HB 15 – Local Government Fiscal Transparency by Burton — READ 2ND TIME; PLACED ON 3RD READING FOR 4/11/19
The bill creates the Local Government Fiscal Transparency Act (Act), providing for increased fiscal transparency for local governments, including school boards. The bill requires:
- Easy public access to voting records of local governing body members as related to tax increases or the issuance of tax-supported debt;
- Easy online access to truth-in-millage notices and a four-year history of property tax rates and total revenue generated by each local government;
- Additional public meetings and expanded public notice requirements for local option tax increases and the issuance of new long-term, tax-supported debt;
- Local governments to conduct a debt affordability analysis prior to issuance of new long-term, tax-supported debt;
- The chair of the local governing body to sign an affidavit of compliance with the Act; and
- The Auditor General to request evidence of corrective action from local governments found not to be in compliance with the Act and reporting those who fail to do so to the Legislative Auditing Committee.

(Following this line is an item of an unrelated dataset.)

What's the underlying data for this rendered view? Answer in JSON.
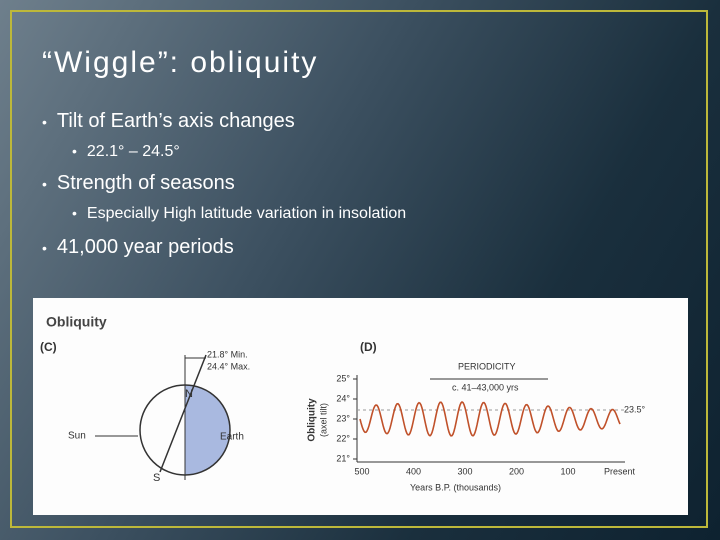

HB 5 – Local Tax Referenda by DiCeglie — READ 2ND TIME; PLACED ON 3RD READING FOR 4/11/19
- Requires any referendum to levy a discretionary sales surtax be held at a general election and requires approval by two-thirds of the electors voting on the ballot measure.
- Provides that, upon adoption of an ordinance or resolution by a county or school district to hold a discretionary sales surtax referendum on or after January 1, 2020, the county or school district holding a referendum must notify the OPPAGA of the proposed referendum and provide a copy of the final ordinance or resolution calling for the referendum at least 180 days before the referendum is held.
- Declares void any discretionary sales surtax referendum if the county or school district fails to provide notice to OPPAGA or fails to publish the results of the performance audit.
- Provides similar requirements for a proposal to adopt a discretionary sales surtax is by initiative and provides that the failure of an initiative sponsor to comply with these requirements renders any referendum held void.